Orhan Miroğlu: DEM Genel olarak olumlu ama biraz da ihtiyatlı yaklaştı: Öcalan ve Kandil, hatta buna Avrupa’daki PKK Diyasporasını da katabilirsiniz, bu güçler arasında, zor durumda kalmış bir parti. Öcalan’ı reddetmesi zor, ama Kandil vesayetine tavır alması da bugün için pek olası görünmüyor. Tabi DEM, Devlet Bey’in Öcalan’a yaptığı teklife karşı bir itibarsızlaştırma kampanyası başlatacak durumda da değil. Bir sıkışmışlık var DEM’de. CHP ise kim ne derse desin çok olumsuz bir yerde durdu. Kız evden kaçıyor korkusu yaşadı. Haklılar çünkü 2028 seçimlerinde Kürtler olmadan başarılı olamazlar. CHP bırakalım çözümü, çözüm ihtimalinden bile korkuyor!

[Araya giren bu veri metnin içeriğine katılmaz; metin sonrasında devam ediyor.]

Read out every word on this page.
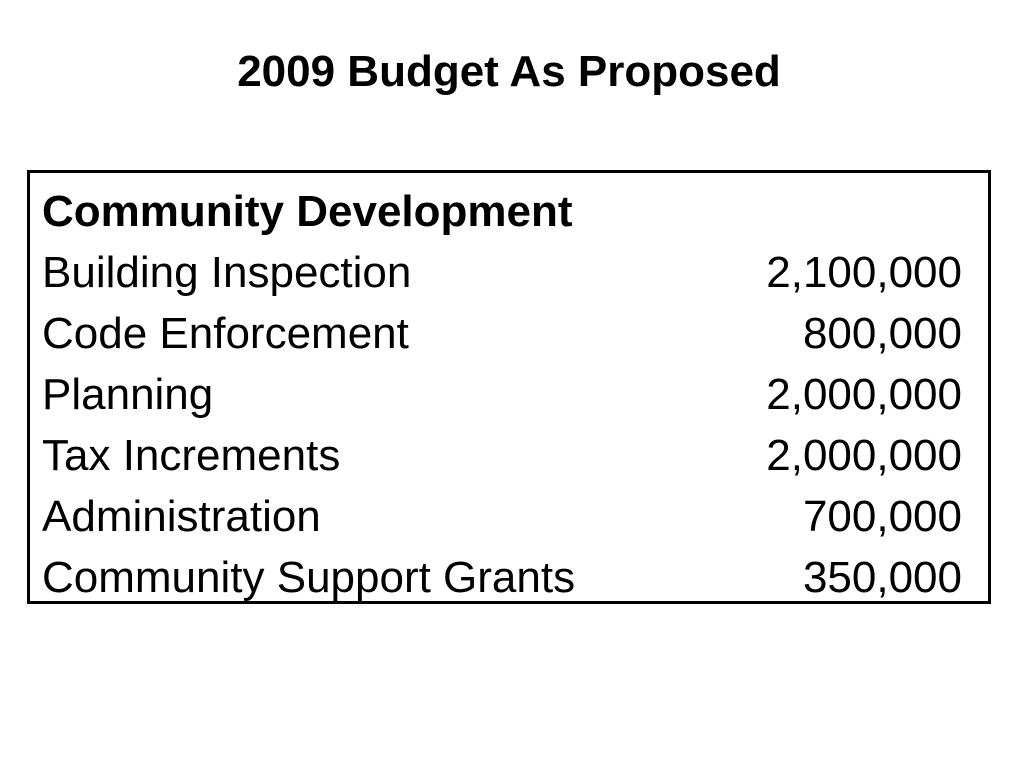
2009 Budget As Proposed
Community Development	
Building Inspection	2,100,000
Code Enforcement	800,000
Planning	2,000,000
Tax Increments	2,000,000
Administration	700,000
Community Support Grants	350,000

CHP içinde Cumhurbaşkanı aday adayı olacak olanların uykusunu kaçırdı Devlet Bey!
CHP’nin kullandığı argümanlara baktığınızda Kandil gibi bu açıklamayı reddettiğini görürsünüz. “Kürtler kandırılmak isteniyor, Erdoğan yeniden başkan olmak için manevra yapıyor, el kaldırıyorum Kürtler’e devlet teklif ediyorum” söylemleri CHP’nin DEM’e “evden kaçma ihtimali olan kız muamelesi “yaptığını gösteriyor ve bunu anlamak çok zor değil. Yani ya benimsin ya kara toprağın halleri! Halbuki rasyonel siyasetin şartları CHP’den başka bir tavır gelmesini gerektiriyordu. CHP bundan çok uzak durduğunu bir kez daha göstermiş oldu. Bu işler Diyarbakır’da arbaneyle karşılanmak gibi pek bir şey ifade etmeyen gösterilerden ibaret değil.
Rûdaw: 20 Ekim tarihinde Kürdistan Bölgesi seçimleri gerçekleştirildi. Seçim sonrası tabloya ilişkin değerlendirmeniz nedir? Kurulacak Yeni Kürdistan Hükümeti Türkiye’de ki Kürt meselesinin çözümüne nasıl bir katkı sunabilir?
Orhan Miroğlu: Kürdistan’daki seçimler istikrarın korunacağının anlaşıldığı seçimler oldu. Üç aşağı beş yukarı herkes kendi yerinde! KDP ve YNK arasında kampanyada kullanılan sert siyasi üslup umarım yerini yumuşamaya bırakır. Yeni Nesil sanki sürpriz yaptı. İslami hareket siyasi temsildeki gücünü korudu, bir koalisyon hükümeti olacağı görülüyor. IKBY’de istikrarın korunmasının Türkiye’de başlayan sürece katkı sunacağı muhakkak. Erbil -Ankara arasındaki siyasi, ekonomik ilişkiler bilhassa Türkiye’deki Kürt vatandaşlarına bütün bu çatışma içinde geçen çeyrek yüzyıla rağmen başka bir yol başka bir model ve örnek ilişki biçimi olduğunu göstermesi bakımından da son derece önemlidir.
Rûdaw: Sayın Bahçeli’nin açıklamalarından sadece bir gün sonra TUSAŞ’a bir saldırı gerçekleştirildi. Yapılan bu saldırıyı nasıl değerlendiriyorsunuz?
Orhan Miroğlu: Şiddetle kınıyorum. Beş vatandaşımızı maalesef şehit verdik. Yaralılarımız var. Kandil’den gelen açıklamalar hatırlandığında, bu saldırı, PKK’nın Öcalan’a yapılan teklife kanlı bir cevap olduğunu gösteriyor. Ne dediler, “Ortadoğu’da başlayan savaşın merkezi Türkiye olacak” dediler. Öcalan’ı da, süreci de boşa çıkarmak ve radikal milliyetçilerin değirmenine su taşımak! Temel amaç bu!
Tabi ki eylemin savunma sanayini hedef alması bir o kadar önemli. Türkiye, eğer bugün PKK’ya karşı askeri harekatlarda başarılı olduysa, bunda savunma sanayiinin yeniden inşa edilmesinin önemi çok büyük. Çok profesyonel ama hiç bir şekilde, çözüm isteyenleri caydıracak bir eylem değil. Biz bu filmi çok seyrettik!